5 September 2019


In Tanzania, the Silverlands fund has established a cropping and livestock operation aiming at developing and expanding markets for local small-scale farmers. This includes training, purchase of local crops and selling quality feed and day-old chicken for local breeding. To improve the outcome of the small-scale farmers, Silverlands has set up Agricultural Marketing Co-operative Societies (AMCOS), which is supported financially by IFU.

In the Njombe and Iringa regions of Tanzania, Silverlands produces cropping and livestock at the Ndolela, Makete and Selous farms as well as poultry and feed milling at the Makota and Iganga farms.

In recent years, Silverlands has invested heavily in the farms, including infrastructure, irrigation, expansion and introduction of new crops. Moreover, a new breed of chicken has been introduced. Today the farms employ close to 1,500 people.

The wider impact vision is to facilitate an increased domestic production of crops and poultry. At the core of this vision is the development and expansion of markets for local small-scale farmers, including training programmes in production techniques for small-scale crop and poultry farmers.

To achieve this, Silverlands Tanzania Ltd. has partnered up with the local NGO, Caritas, which is assisting in setting up Agricultural Marketing Co-operative Societies (AMCOS). The main purpose of forming these societies is to facilitate market access and connect smallholder farmers to the Electronic Fiscal Devices (EFD), which is a government requirement for selling produce. The connection has been financed by Silverlands.

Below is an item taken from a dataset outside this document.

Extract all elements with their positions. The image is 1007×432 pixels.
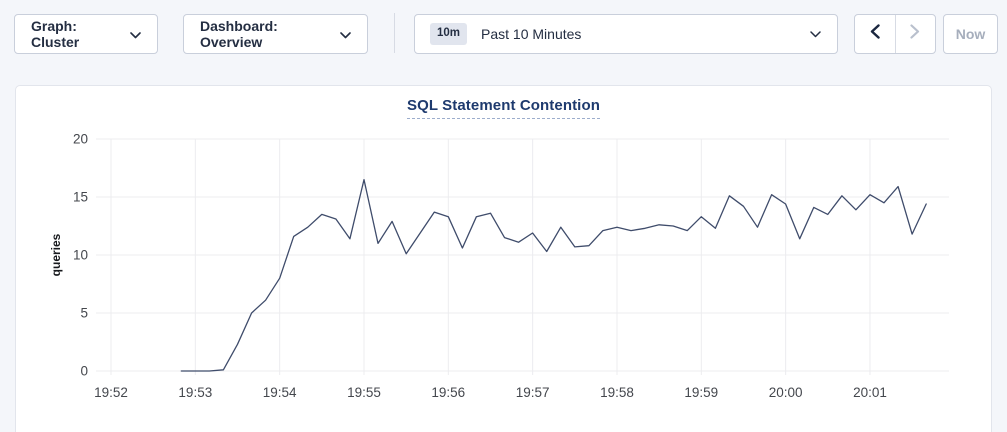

IFU is supporting training

IFU has supported the set-up of five AMCOS for smallholders around the Silverlands farms by offering a training grant of DKK one million.

This means that since May 2018, Caritas has conducted several training sessions for smallholders in the area. So far, more than 8000 farmers have been involved, of which half are women. The farmers have around 1,6 – 2,5 hectares each, and training is offered free of charge.

The training programme includes modules such as:

  1. Land preparation
  2. Time for cultivation, lay-out (proper lines and rows), spacing, fertilizer application, and planting of new seeds: beans, yellow maize, sunflower
  3. How to weed (you lose 30% of your yield if you do not weed)
  4. Scouting for diseases
  5. Visits to demo plots
  6. Post-harvest management
  7. Learn and appreciate the importance of proper post-harvest management
  8. Understanding the entire process and what is required to have a good harvest
  9. How to dry produce properly

Based on Conservation Agriculture principles

The training is based on Conservation Agriculture (CA), which is defined as a sustainable agriculture production system comprising a set of farming practices adapted to the requirements of crops and local conditions of each region. The farming and soil management techniques protect the soil from erosion and degradation, improve its quality and biodiversity, and contribute to the preservation of natural resources, water and air, while optimizing yields.

Conservation Agriculture includes three core principles:

  • Minimum soil disturbance.
  • Maintenance of permanent soil covers.
  • Cropping system diversity, crop rotations.

The advantages for the smallholders of the programme are that they:

  • Get access to lower prices on input (seeds) and better-quality input, sold by Silverlands, which is introducing new and better seeds
  • Better yields because they have a better understanding of how to grow their crops
  • Now have different crops, which helps them when prices fluctuate/vary
  • Better prices because the AMCOS set-up provides collective bargaining so the individual farmer does not have struggle on her own
  • Have access to a bigger market and do not have to sell through middlemen who often destroy marketing systems

Smallholders selling 8000 tonnes

Through Caritas, the farmers meet with Silverlands, which hopes to off-take at least 8000 tons of maize and soybeans from the small-holders if they can keep up the quality. Furthermore, Silverlands is setting up a system to provide storage services issuing warehouse receipts at a very low cost.

Farmers have also had various field visits to Ndolela to learn good agricultural techniques for improving yields. This engagement will be strengthened further over the next year.

To continue without support

To get further insight, a baseline study has been done, and in a year’s time, when the external financial supports ends, it is the ambition that the AMCOS project can continue to create results.